There aren’t a lot of people who can credibly threaten to upend an entire microeconomy. The mayor is a billionaire, though, and he might just have the wherewithal to make it happen. So how might he go about it?
Well, first, when Bloomberg says “destroy,” we’re going to presume creative destruction, not physical annihilation. (It’s not that he couldn’t literally wipe out the taxi industry—with his $27 billion in personal wealth, he could undoubtedly afford the requisite military hardware—but even the famously direct Bloomberg might consider such a method unsubtle.) But isn’t car-service app Uber, which lets users order a cab, see on a map how far away it is, and pay for it, all through their phones, already going to disrupt the hidebound taxi industry?
Well, probably not while it’s so expensive (although, in my personal experience, the cheaper UberX option has proven cheaper than Los Angeles taxis). More importantly, though, Uber still faces an enormous challenge as long as paid automotive transportation is heavily regulated by public officials under the sway of a concentrated bloc of self-interested small-business owners riding in culturally significant yellow sedans. Uber, along with competitors like Zimride, exists in a regulatory grey area that officials from New York to San Francisco are trying close down, and while they may claim—with some justification—to be worried about consumer safety, a lot of the rules in mind, like banning lighter, eco-friendly cars or using GPS to calculate fares, clearly don’t have safety as their first concern.
Still, the laws that have allowed cabbies to block Mayor Bloomberg’s top-down technocratic paternalism while in office are the same ones that keep Uber from disrupting the the hired car sector from below. So if Bloomberg is serious about this smashing-the-yellow-cab-monopoly thing—and please, let him be—what does he have that Uber doesn’t? The answer is the distinguishing feature of his entire political career, from the shift in party allegiance that marked his first mayoral run to his quixotic campaign to enact gun safety rules: His firm belief that money well-deployed can buy any political outcome. And, of course, that $27 billion.
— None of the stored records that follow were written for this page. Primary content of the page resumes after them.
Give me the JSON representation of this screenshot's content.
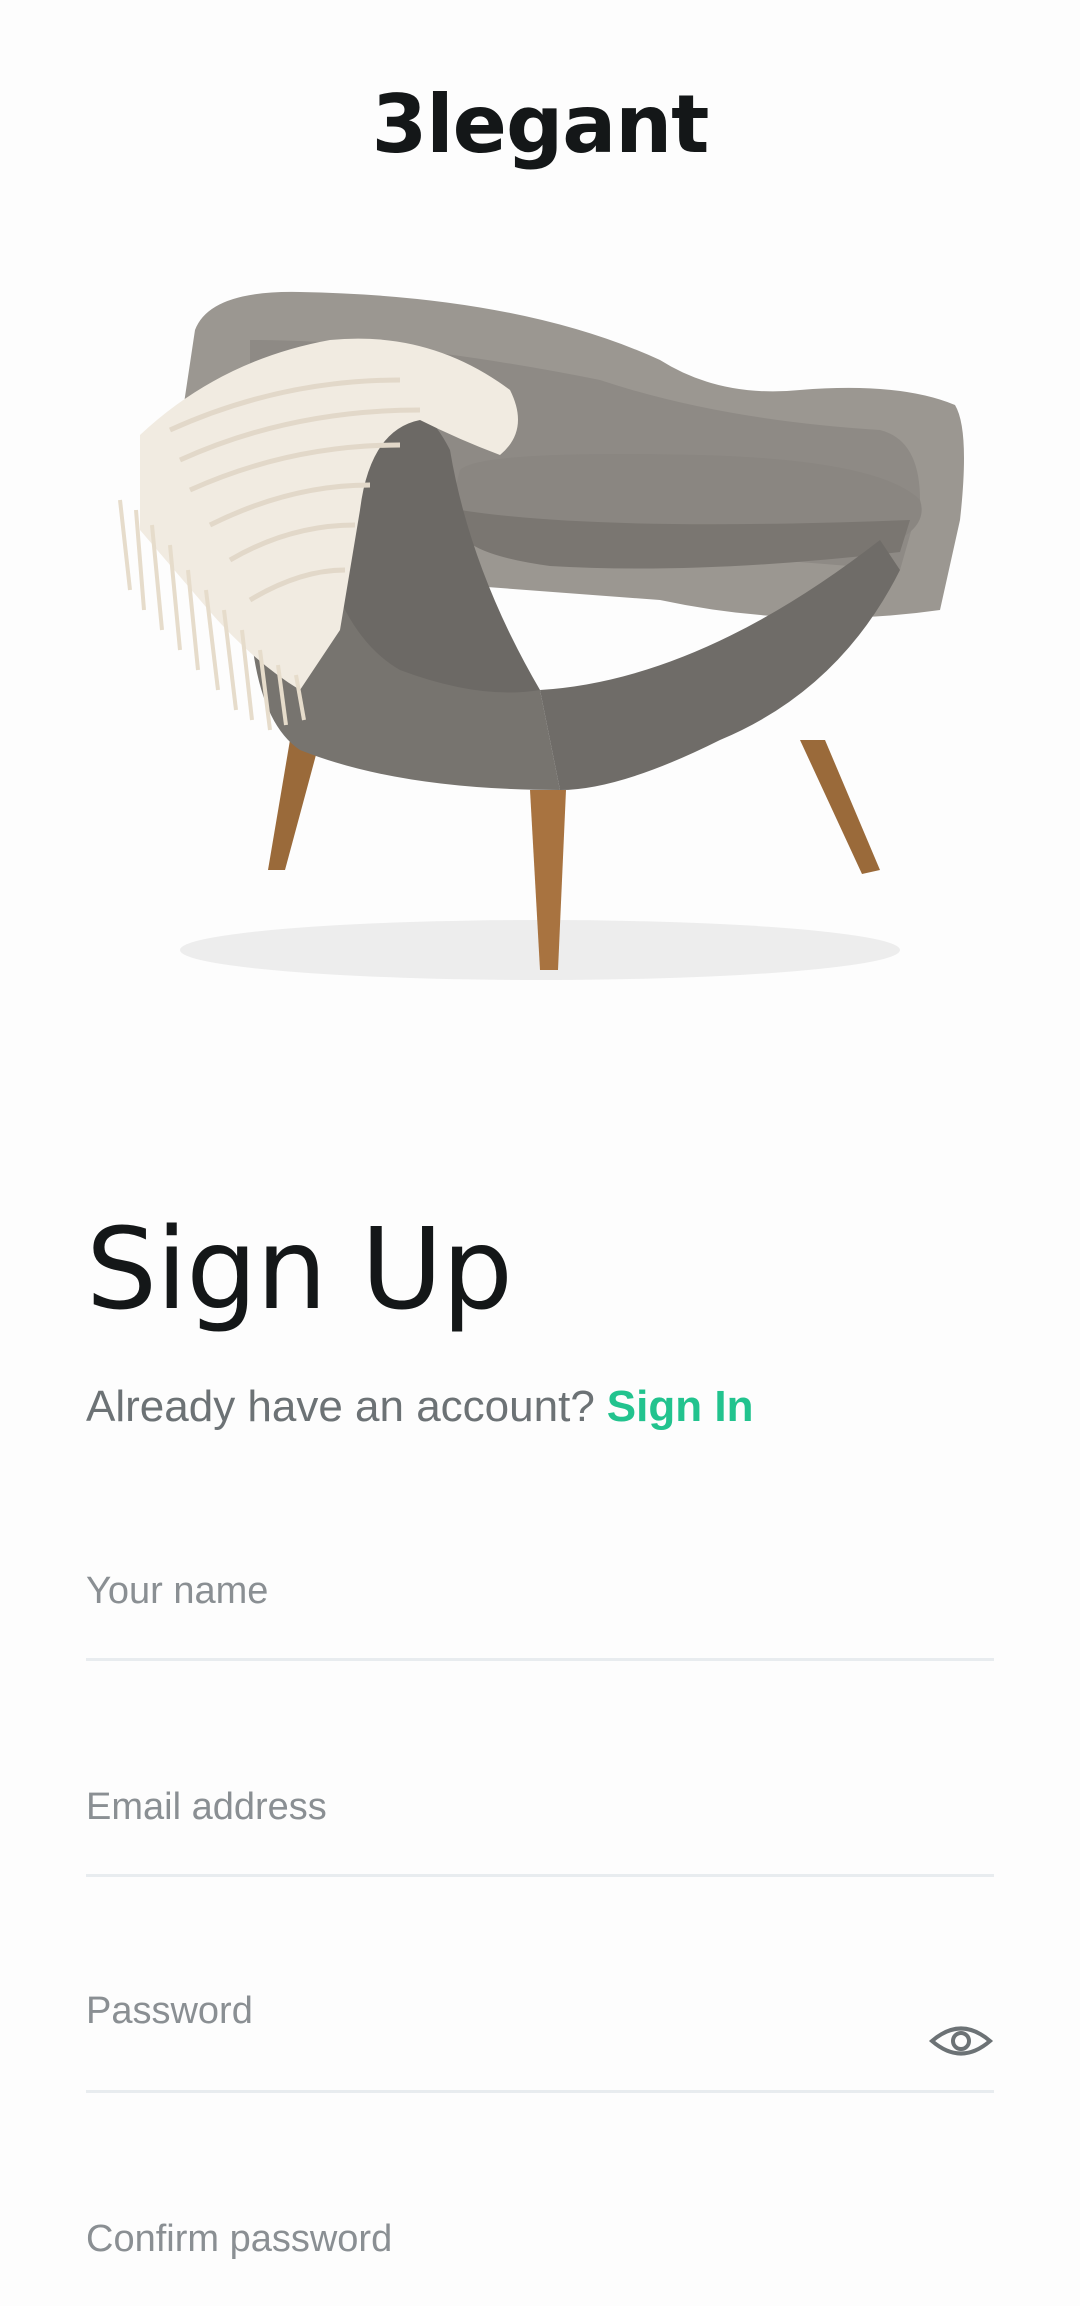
{
  "brand": {
    "name": "3legant"
  },
  "hero": {
    "image": "armchair-with-knitted-throw"
  },
  "heading": {
    "title": "Sign Up"
  },
  "account": {
    "prompt": "Already have an account?",
    "link_label": "Sign In"
  },
  "form": {
    "name": {
      "placeholder": "Your name",
      "value": ""
    },
    "email": {
      "placeholder": "Email address",
      "value": ""
    },
    "password": {
      "placeholder": "Password",
      "value": "",
      "toggle_icon": "eye-icon"
    },
    "confirm_password": {
      "placeholder": "Confirm password",
      "value": ""
    }
  },
  "colors": {
    "accent": "#22C38E",
    "text": "#141718",
    "muted": "#6C7275",
    "divider": "#E8ECEF"
  }
}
A heavily regulated marketplace creates high barriers to entry, but sufficient capital can break through them. Uber has raised $50 million since 2010, and while it doesn’t release revenue figures, it’s clearly in a precarious position when it comes to fighting regulatory lawsuits and city rule-makers. But a Bloomberg-funded trade group, with publicists, lobbyists and lawyers could open the legal doors, while Uber and the like force mobile efficiencies into the sector.
And then the market will provide all the destruction a megalomaniacal billionaire could want.